The process of decolonisation that started in 1960s meant that these provisions had to be renegotiated with the effect of formalising the relationship into several conventions leading to what has been termed as the EurAfrica ideology. The EurAfrica ideology sees Europe and Africa, as complimenting each other in the sense that Africa needs access to Europe’s markets and technical know-how whilst Europe needs Africa’s raw materials and a market of its finished goods.
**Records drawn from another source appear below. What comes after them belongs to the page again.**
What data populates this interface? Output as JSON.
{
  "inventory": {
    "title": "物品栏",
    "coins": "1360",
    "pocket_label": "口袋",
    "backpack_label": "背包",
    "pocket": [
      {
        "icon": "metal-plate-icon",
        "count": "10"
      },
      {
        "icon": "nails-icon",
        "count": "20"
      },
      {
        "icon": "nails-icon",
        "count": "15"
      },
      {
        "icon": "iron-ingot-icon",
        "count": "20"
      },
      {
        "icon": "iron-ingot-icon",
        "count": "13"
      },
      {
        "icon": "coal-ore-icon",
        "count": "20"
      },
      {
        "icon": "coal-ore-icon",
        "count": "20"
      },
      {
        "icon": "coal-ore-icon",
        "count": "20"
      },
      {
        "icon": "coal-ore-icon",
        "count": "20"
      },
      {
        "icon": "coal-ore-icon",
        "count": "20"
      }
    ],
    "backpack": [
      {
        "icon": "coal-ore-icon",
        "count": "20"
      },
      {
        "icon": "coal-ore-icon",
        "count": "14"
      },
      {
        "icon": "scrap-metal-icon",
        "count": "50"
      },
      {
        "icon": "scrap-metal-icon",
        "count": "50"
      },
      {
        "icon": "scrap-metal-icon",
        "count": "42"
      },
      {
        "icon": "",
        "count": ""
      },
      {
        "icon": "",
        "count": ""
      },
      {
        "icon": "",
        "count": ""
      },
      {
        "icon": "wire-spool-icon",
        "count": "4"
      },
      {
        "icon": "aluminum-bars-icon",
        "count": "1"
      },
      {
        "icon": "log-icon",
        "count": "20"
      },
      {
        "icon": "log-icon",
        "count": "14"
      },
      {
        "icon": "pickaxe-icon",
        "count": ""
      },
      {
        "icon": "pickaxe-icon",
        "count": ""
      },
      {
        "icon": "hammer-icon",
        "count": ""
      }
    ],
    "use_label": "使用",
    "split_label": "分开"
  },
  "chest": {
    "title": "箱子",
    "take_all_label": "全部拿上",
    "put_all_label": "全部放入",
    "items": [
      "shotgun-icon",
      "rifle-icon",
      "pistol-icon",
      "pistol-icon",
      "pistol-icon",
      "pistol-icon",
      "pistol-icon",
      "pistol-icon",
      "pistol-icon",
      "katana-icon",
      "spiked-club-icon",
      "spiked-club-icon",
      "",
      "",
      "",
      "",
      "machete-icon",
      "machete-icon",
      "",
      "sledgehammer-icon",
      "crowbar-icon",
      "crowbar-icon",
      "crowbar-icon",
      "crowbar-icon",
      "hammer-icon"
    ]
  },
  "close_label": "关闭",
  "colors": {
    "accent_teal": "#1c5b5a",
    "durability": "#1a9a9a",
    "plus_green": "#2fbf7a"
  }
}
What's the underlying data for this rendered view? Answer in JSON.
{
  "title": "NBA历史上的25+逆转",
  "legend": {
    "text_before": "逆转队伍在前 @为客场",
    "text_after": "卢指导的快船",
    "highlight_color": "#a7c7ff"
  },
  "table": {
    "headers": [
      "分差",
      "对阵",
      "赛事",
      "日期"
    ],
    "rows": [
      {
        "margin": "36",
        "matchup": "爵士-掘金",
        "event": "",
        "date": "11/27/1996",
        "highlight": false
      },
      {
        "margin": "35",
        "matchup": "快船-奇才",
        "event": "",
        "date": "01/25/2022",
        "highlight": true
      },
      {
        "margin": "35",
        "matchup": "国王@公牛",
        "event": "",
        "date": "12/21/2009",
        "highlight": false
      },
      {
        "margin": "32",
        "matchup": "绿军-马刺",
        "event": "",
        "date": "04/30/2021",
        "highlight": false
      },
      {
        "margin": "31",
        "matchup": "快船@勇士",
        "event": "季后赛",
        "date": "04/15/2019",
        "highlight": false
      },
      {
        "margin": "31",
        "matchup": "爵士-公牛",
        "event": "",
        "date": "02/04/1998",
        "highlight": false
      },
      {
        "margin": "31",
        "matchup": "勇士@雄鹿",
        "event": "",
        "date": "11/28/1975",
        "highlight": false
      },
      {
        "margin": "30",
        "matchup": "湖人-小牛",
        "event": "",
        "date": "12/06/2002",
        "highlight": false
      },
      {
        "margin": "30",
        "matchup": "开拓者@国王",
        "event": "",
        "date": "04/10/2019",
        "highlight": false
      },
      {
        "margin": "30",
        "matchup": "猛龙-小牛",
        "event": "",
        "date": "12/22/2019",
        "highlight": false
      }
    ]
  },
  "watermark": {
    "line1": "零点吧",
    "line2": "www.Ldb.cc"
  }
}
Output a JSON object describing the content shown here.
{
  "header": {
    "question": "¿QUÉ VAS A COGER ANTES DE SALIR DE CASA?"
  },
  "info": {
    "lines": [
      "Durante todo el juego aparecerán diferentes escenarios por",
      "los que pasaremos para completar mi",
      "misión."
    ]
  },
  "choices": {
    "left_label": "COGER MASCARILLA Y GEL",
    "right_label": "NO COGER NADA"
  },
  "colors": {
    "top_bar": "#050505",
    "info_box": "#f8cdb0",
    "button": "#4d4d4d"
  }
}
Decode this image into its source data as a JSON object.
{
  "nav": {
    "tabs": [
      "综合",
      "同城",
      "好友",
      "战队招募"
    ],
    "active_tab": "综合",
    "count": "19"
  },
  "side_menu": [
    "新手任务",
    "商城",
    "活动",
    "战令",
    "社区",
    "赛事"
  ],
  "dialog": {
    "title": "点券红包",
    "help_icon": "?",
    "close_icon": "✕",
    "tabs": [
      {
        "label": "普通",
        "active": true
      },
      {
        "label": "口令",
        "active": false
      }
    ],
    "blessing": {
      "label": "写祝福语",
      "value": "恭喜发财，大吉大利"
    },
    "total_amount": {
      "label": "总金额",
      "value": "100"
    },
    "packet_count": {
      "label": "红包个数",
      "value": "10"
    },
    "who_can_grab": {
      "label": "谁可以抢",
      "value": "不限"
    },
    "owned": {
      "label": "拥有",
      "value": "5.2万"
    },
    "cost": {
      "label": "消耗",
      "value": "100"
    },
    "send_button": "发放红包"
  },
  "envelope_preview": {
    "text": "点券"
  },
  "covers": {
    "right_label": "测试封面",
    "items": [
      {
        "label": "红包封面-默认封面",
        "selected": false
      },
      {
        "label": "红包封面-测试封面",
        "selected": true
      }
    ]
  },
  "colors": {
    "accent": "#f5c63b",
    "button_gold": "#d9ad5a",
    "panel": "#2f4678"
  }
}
Although the EU-Africa relationship has evolved over the years and moved on from this exchange of raw materials for manufactured goods, disagreements remain as to whether it is a relationship of equals or not. Whilst in some quotas it is argued that the relationship is still neocolonial in its nature as noted by Pan Africanist leaders like Kwame Nkurumah who argued that, although these African countries were politically independent their economies and as such crucial policies were run and controlled by the former colonial masters, others argue that it is not entirely exploitative even though it is weighted in favour of Europeans due to resources (aid and market access ) of the EU and yet another view is that the relationship can be described in clientelism terms meaning that both parties benefit from it and in fact that Africa takes advantage of its more powerful partner.
One of the outcomes of this relationship for the EU is , its development policy which has evolved from this special relationship with Africa, and that initial association with mostly Francophone African countries.
The EU-Africa relationship has been impacted by events that are to do with the internal workings of the EU itself such as , EU enlargement, EU Institutional Architecture, Common Security and Foreign Policy, the Common Agriculture Policy of the EU, as well as events within the international community in which the EU operates such as the end of the Cold War, policies of the International institutions such as the World Trade Organisation, World Bank, International Monetary Fund and the United Nations General Assembly.
The question that faces the EU today and indeed Africa is what the next 50 years will look like.
Crucially donors of development aid such as India, China, Brazil, Turkey have come onto the scene and the focus of their aid and indeed aid disbursement methodology is markedly different to that of the EU.
The EU and indeed other western donors have concerns with respect to China’s presence in Africa n particular. These concerns are to do with what is perceived as China’s poor human rights record and good governance. This latter point especially concerns western donors. African countries are said to have a preference for aid from China because it does not come with conditionality a key aspect of aid from western donors. The impact of China’s interest in Africa is still unfolding, it is however prudent to ask questions as to how this will impact the EU’s development policy in Africa and as such its relationship with Africa
Would the EU for instance abandon some of its normative values in order to compete for development programmes in Africa and by implication protect its interests on that continent?
Can the EU wield its soft power convincingly and or confidently in light of the new kids (BRICS) on the block?
A further question concerns increased economic growth in African countries and its implication for EU development policy. This growth is partly attributed to increased domestic resource mobilization.
What will happen if increasingly African countries have no need for EU aid?